Закрыв входную дверь квартиры Манди на замок и цепочку, она снимает пальто. И продолжает раздеваться, пока не остается в чем мать родила. Утыкается лицом в плечо Манди, помогая ему освободиться от одежды. Потом они шутят, что первый матч выиграли со счетом три-ноль. И, да, конечно, она выйдет за него замуж. Надеялась, что он попросит ее стать его женой. Они соглашаются, что на свадьбу должна приехать фрау доктор.

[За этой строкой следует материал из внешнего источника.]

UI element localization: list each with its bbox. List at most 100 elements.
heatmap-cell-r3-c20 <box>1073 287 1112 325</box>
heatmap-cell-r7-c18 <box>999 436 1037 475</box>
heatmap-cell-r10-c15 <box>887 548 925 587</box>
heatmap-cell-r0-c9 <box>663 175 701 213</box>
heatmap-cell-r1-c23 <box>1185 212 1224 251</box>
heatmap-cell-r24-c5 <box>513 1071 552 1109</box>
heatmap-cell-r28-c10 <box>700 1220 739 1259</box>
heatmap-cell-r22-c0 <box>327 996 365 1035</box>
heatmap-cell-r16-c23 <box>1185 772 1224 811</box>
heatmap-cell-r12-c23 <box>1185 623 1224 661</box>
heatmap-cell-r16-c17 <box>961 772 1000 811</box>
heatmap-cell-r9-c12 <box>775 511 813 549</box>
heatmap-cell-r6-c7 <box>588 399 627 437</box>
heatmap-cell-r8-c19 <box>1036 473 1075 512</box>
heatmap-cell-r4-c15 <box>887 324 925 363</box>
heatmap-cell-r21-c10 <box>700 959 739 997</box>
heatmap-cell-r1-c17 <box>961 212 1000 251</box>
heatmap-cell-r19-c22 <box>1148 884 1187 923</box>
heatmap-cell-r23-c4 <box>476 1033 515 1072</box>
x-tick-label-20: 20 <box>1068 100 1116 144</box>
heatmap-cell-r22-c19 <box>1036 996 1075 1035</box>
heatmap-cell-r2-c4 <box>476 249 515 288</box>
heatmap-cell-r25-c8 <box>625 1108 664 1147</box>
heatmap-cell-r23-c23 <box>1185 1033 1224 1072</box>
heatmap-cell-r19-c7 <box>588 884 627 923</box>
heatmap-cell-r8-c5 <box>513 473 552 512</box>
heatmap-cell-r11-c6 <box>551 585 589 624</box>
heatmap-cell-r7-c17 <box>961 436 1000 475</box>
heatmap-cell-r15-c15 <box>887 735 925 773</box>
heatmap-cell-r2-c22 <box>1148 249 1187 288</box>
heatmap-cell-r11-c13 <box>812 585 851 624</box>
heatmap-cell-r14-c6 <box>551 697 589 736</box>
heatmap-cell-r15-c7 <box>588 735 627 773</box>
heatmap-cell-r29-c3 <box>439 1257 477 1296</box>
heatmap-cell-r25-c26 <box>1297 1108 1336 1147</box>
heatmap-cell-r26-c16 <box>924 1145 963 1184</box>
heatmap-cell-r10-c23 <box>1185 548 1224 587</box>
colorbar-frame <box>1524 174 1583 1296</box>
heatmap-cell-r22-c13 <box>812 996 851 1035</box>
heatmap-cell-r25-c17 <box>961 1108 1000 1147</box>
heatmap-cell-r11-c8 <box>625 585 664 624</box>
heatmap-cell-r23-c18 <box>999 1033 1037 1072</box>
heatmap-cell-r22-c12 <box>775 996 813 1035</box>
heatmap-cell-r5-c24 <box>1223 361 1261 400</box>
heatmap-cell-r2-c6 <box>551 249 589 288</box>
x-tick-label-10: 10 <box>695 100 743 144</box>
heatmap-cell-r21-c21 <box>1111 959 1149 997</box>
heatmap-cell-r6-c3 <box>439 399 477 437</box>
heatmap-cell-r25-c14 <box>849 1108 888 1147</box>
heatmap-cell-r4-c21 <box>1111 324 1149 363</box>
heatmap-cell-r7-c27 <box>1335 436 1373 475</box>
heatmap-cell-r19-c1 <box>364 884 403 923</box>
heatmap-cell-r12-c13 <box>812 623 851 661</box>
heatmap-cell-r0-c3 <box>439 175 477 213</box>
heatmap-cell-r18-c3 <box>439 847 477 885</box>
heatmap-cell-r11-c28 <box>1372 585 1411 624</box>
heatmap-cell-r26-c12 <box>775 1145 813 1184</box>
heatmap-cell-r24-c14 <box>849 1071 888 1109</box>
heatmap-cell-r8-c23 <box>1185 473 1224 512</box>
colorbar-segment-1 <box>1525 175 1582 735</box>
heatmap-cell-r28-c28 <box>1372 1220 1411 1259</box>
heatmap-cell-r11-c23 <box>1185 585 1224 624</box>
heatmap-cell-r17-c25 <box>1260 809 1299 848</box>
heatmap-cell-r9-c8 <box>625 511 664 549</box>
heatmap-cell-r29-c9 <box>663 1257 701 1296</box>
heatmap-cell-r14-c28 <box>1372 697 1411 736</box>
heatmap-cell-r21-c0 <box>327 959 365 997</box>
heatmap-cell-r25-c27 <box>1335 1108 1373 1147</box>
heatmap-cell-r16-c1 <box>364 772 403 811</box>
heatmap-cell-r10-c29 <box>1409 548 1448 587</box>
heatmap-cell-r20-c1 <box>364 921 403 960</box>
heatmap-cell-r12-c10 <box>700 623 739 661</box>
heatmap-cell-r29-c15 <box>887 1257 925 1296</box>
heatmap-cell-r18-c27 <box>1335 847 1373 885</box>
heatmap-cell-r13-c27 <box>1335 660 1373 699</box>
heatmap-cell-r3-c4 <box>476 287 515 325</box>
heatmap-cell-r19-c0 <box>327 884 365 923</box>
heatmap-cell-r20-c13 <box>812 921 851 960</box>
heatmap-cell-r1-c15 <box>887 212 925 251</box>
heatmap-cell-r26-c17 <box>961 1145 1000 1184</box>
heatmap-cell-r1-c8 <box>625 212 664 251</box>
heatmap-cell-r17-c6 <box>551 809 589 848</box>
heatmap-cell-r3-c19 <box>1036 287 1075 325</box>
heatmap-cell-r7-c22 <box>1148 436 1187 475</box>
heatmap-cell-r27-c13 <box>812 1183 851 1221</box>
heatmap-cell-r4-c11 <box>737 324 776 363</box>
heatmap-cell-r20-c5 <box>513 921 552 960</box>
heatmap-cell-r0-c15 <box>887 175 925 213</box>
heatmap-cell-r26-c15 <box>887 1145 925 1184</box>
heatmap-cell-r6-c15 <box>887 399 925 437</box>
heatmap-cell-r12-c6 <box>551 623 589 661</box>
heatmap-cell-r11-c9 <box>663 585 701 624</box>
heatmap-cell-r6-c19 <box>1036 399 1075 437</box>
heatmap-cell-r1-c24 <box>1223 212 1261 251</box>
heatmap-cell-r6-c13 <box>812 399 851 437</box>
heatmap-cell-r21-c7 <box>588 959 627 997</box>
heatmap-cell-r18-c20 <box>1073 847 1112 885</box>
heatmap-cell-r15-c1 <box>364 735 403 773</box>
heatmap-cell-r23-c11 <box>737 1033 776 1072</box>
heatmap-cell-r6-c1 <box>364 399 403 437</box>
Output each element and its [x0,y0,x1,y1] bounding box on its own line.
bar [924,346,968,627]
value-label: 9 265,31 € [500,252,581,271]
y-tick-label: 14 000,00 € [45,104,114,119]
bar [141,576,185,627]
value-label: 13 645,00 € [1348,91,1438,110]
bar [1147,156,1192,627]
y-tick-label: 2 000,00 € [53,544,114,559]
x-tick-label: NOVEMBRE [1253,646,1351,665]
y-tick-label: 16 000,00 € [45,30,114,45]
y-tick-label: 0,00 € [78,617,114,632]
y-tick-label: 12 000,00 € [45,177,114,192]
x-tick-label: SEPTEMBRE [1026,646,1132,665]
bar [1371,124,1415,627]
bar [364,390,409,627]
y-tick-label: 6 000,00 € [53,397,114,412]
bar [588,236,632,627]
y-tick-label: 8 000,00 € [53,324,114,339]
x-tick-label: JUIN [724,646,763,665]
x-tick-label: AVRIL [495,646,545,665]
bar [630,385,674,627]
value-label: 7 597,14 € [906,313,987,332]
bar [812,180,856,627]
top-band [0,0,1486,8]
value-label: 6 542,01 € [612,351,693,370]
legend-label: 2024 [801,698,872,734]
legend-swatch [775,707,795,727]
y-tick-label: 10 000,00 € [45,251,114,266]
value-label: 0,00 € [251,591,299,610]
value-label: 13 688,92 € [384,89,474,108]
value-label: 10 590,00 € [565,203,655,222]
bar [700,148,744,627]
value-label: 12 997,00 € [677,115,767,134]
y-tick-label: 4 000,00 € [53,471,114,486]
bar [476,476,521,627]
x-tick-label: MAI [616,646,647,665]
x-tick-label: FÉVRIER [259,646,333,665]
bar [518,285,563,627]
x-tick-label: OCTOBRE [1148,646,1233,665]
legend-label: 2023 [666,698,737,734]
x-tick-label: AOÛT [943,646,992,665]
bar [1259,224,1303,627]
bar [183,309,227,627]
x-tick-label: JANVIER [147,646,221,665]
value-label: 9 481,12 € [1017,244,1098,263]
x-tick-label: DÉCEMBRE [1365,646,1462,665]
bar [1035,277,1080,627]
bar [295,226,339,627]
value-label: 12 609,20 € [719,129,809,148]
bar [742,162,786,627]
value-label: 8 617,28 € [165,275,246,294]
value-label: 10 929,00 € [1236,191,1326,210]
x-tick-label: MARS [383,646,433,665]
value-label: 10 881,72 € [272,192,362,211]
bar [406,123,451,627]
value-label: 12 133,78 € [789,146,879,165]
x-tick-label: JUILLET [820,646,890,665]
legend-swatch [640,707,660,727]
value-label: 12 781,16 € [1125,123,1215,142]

После принятия великого решения все остальное, как часто случается в жизни, устраивается само собой. Отец Кейт, Дес, дает денег на первоначальный взнос за дом викторианской эпохи на Эстель-роуд, не подвергавшийся реконструкции. Дес – бывший боксер, освоивший профессию строителя. Взгляды у него решительные, он находится в жесткой оппозиции к правительству тори. Дом кирпичный, одноэтажный, ничего особенного, один из многих на улице, где отцы всех цветов кожи перекидываются футбольным мячом с детьми среди недорогих автомобилей. Но, как отмечает Дес, когда они первый раз осматривают дом и окрестности, здесь есть все необходимое и даже больше: парк и открытый плавательный бассейн по другую сторону пешеходного моста, футбольное поле, качели, карусели и даже большая детская площадка!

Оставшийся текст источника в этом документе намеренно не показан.